Thought follower…and proud of it!

So many people want to be thought leaders – but what’s the point of leading if no one is following?

There are so many influential and brilliant community managers creating amazing content – books, articles, webinars, videos – that I’d like to start highlighting them as a thought follower. Author Todd Henry said in his article Forget Thought Leaders – We Need more “Thought Followers”

[Thought Followers]…are people who immerse themselves in the brilliant, challenging thoughts of others, commune with great minds, and then follow their own thoughts wherever they might lead. They have a disciplined Study Plan that challenges them to think about important problems and allows them to stretch their thoughts and explore uncomfortable places.

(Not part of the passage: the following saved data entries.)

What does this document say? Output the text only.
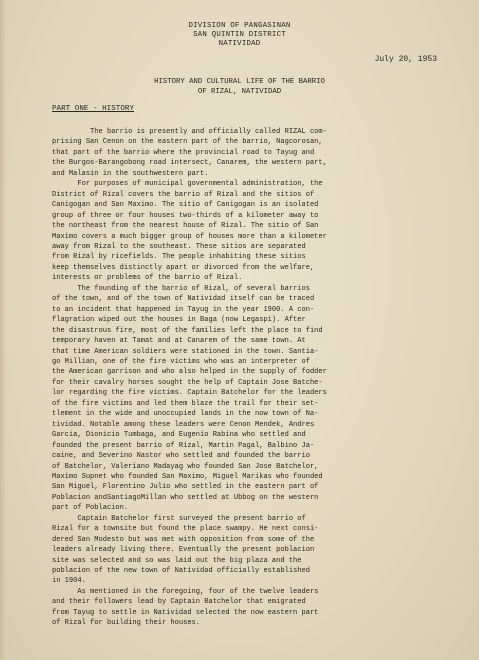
DIVISION OF PANGASINAN
SAN QUINTIN DISTRICT
NATIVIDAD
July 20, 1953
HISTORY AND CULTURAL LIFE OF THE BARRIO
OF RIZAL, NATIVIDAD
PART ONE - HISTORY
The barrio is presently and officially called RIZAL com-
prising San Cenon on the eastern part of the barrio, Nagcorosan,
that part of the barrio where the provincial road to Tayug and
the Burgos-Barangobong road intersect, Canarem, the western part,
and Malasin in the southwestern part.
For purposes of municipal governmental administration, the
District of Rizal covers the barrio of Rizal and the sitios of
Canigogan and San Maximo. The sitio of Canigogan is an isolated
group of three or four houses two-thirds of a kilometer away to
the northeast from the nearest house of Rizal. The sitio of San
Maximo covers a much bigger group of houses more than a kilometer
away from Rizal to the southeast. These sitios are separated
from Rizal by ricefields. The people inhabiting these sitios
keep themselves distinctly apart or divorced from the welfare,
interests or problems of the barrio of Rizal.
The founding of the barrio of Rizal, of several barrios
of the town, and of the town of Natividad itself can be traced
to an incident that happened in Tayug in the year 1900. A con-
flagration wiped out the houses in Baga (now Legaspi). After
the disastrous fire, most of the families left the place to find
temporary haven at Tamat and at Canarem of the same town. At
that time American soldiers were stationed in the town. Santia-
go Millian, one of the fire victims who was an interpreter of
the American garrison and who also helped in the supply of fodder
for their cavalry horses sought the help of Captain Jose Batche-
lor regarding the fire victims. Captain Batchelor for the leaders
of the fire victims and led them blaze the trail for their set-
tlement in the wide and unoccupied lands in the now town of Na-
tividad. Notable among these leaders were Cenon Mendek, Andres
Garcia, Dionicio Tumbaga, and Eugenio Rabina who settled and
founded the present barrio of Rizal, Martin Pagal, Balbino Ja-
caine, and Severino Nastor who settled and founded the barrio
of Batchelor, Valeriano Madayag who founded San Jose Batchelor,
Maximo Supnet who founded San Maximo, Miguel Marikas who founded
San Miguel, Florentino Julio who settled in the eastern part of
Poblacion andSantiagoMillan who settled at Ubbog on the western
part of Poblacion.
Captain Batchelor first surveyed the present barrio of
Rizal for a townsite but found the place swampy. He next consi-
dered San Modesto but was met with opposition from some of the
leaders already living there. Eventually the present poblacion
site was selected and so was laid out the big plaza and the
poblacion of the new town of Natividad officially established
in 1904.
As mentioned in the foregoing, four of the twelve leaders
and their followers lead by Captain Batchelor that emigrated
from Tayug to settle in Natividad selected the now eastern part
of Rizal for building their houses.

They aren’t afraid to humbly submit to the great insights of others and consider their implications to their own work. They are fiercely curious. They love process. They set aside time to savor great writing. They understand that brilliant ideas are excavated and assembled, not self-generated.

And this is what I plan to do starting in 2022 whether it’s listening to a podcast, reading a book or article, or watching a webinar or conference session. I’ll summarize each with my top 3 takeaways followed by my action items. I hope to follow my summary posts with my results as well!